PROTAC-mediated vimentin degradation promotes terminal erythroid differentiation of pluripotent stem cells

  • Stem Cell Res Ther. 2024 Sep 18;15(1):310. doi: 10.1186/s13287-024-03910-1.
Hao Yan # 1 Ruge Zang # 2 Tiantian Cui 1 Yiming Liu 1 Biao Zhang 1 Lingpin Zhao 1 Hongyu Li 1 Juannian Zhou 1 Haiyang Wang 1 Quan Zeng 1 Lei Xu 1 Yuqi Zhou 1 Xuetao Pei 1 Jiafei Xi 3 Wen Yue 4
Affiliations

Affiliations

  • 1 Beijing Institute of Radiation Medicine, Beijing, 100850, P. R. China.
  • 2 Beijing Institute of Radiation Medicine, Beijing, 100850, P. R. China. rugezang@163.com.
  • 3 Beijing Institute of Radiation Medicine, Beijing, 100850, P. R. China. xi_jiafei@126.com.
  • 4 Beijing Institute of Radiation Medicine, Beijing, 100850, P. R. China. yuewen@bmi.ac.cn.
  • # Contributed equally.
Abstract

Background: Human pluripotent stem cells (hPSCs), including human embryonic stem cells (hESCs) and induced pluripotent stem cells (hiPSCs), can undergo erythroid differentiation, offering a potentially invaluable resource for generating large quantities of erythroid cells.
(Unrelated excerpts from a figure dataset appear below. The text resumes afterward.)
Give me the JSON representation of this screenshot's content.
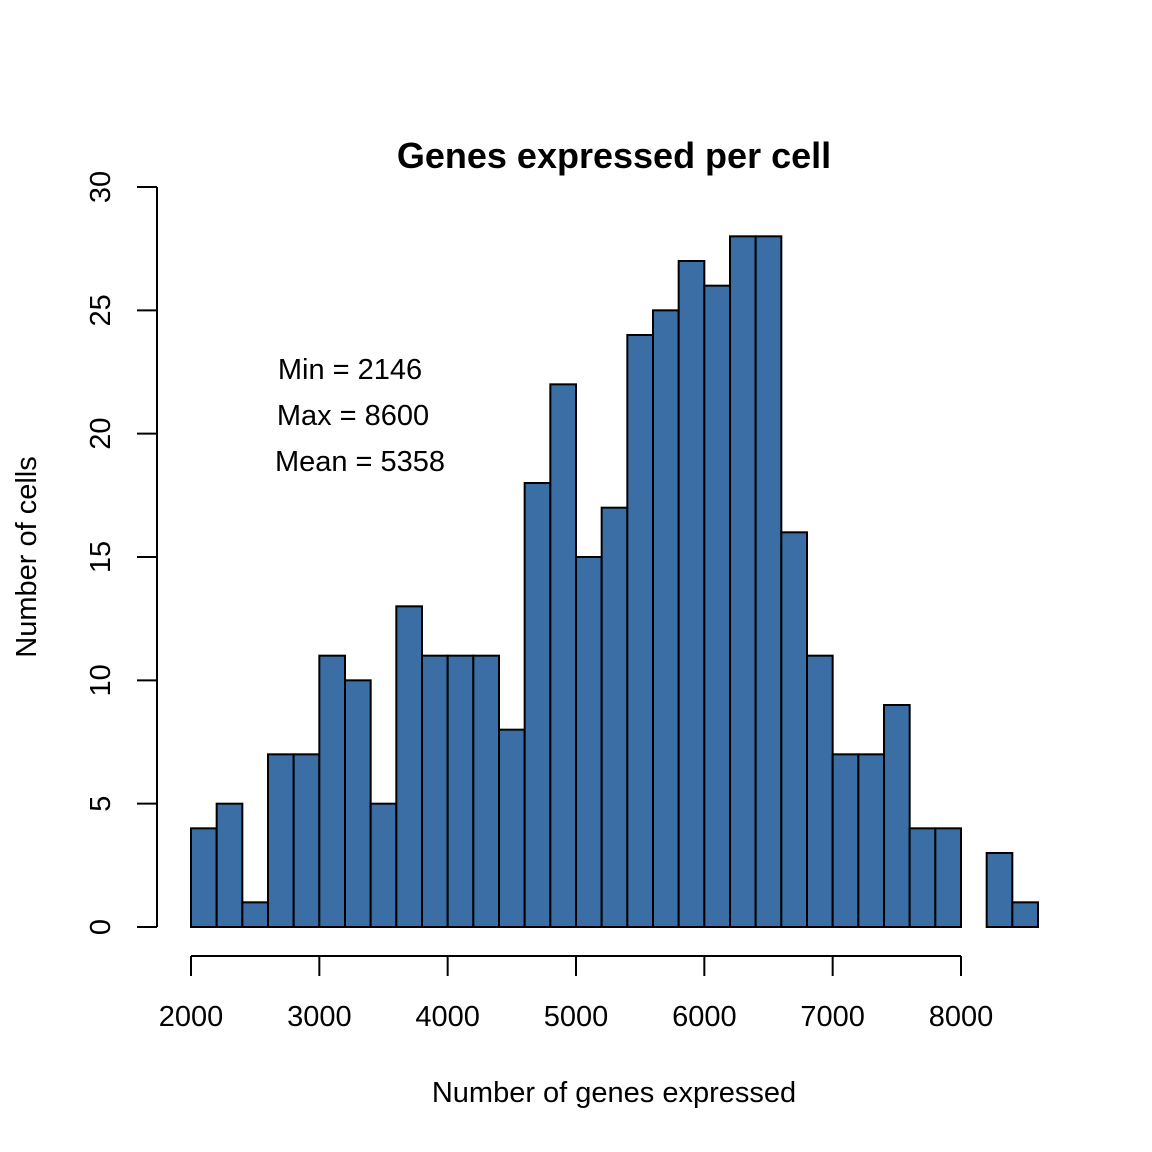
{
  "chart_data": {
    "type": "bar",
    "title": "Genes expressed per cell",
    "xlabel": "Number of genes expressed",
    "ylabel": "Number of cells",
    "bin_width": 200,
    "bin_start": 2000,
    "values": [
      4,
      5,
      1,
      7,
      7,
      11,
      10,
      5,
      13,
      11,
      11,
      11,
      8,
      18,
      22,
      15,
      17,
      24,
      25,
      27,
      26,
      28,
      28,
      16,
      11,
      7,
      7,
      9,
      4,
      4,
      0,
      3,
      1
    ],
    "xticks": [
      2000,
      3000,
      4000,
      5000,
      6000,
      7000,
      8000
    ],
    "yticks": [
      0,
      5,
      10,
      15,
      20,
      25,
      30
    ],
    "xlim": [
      2000,
      8000
    ],
    "ylim": [
      0,
      30
    ],
    "annotations": [
      "Min = 2146",
      "Max = 8600",
      "Mean = 5358"
    ],
    "bar_color": "#3A6EA5",
    "grid": false
  }
}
However, the majority of erythrocytes derived from hPSCs fail to enucleate compared with those derived from cord blood progenitors, with an unknown molecular basis for this difference. The expression of vimentin (VIM) is retained in erythroid cells differentiated from hPSCs but is absent in mature erythrocytes. Further exploration is required to ascertain whether VIM plays a critical role in enucleation and to elucidate the underlying mechanisms.

Methods: In this study, we established a hESC line with reversible vimentin degradation (dTAG-VIM-H9) using the proteolysis-targeting chimera (PROTAC) platform. Various time-course studies, including erythropoiesis from CD34+ human umbilical cord blood and three-dimensional (3D) Organoid culture from hESCs, morphological analysis, quantitative Real-Time PCR (qRT-PCR), western blotting, flow cytometry, karyotyping, cytospin, Benzidine-Giemsa staining, immunofluorescence assay, and high-speed cell imaging analysis, were conducted to examine and compare the characteristics of hESCs and those with vimentin degradation, as well as their differentiated erythroid cells.

Results: Vimentin expression diminished during normal erythropoiesis in CD34+ cord blood cells, whereas it persisted in erythroid cells differentiated from hESC. Depletion of vimentin using the degradation tag (dTAG) system promotes erythroid enucleation in dTAG-VIM-H9 cells. Nuclear polarization of erythroblasts is elevated by elimination of vimentin.

Conclusions: VIM disappear during the normal maturation of erythroid cells, whereas they are retained in erythroid cells differentiated from hPSCs. We found that retention of vimentin during erythropoiesis impairs erythroid enucleation from hPSCs. Using the PROTAC platform, we validated that vimentin degradation by dTAG accelerates the enucleation rate in dTAG-VIM-H9 cells by enhancing nuclear polarization.

Keywords

Cultured RBCs; Enucleation; Erythropoiesis; PROTAC; Polarization; Vimentin.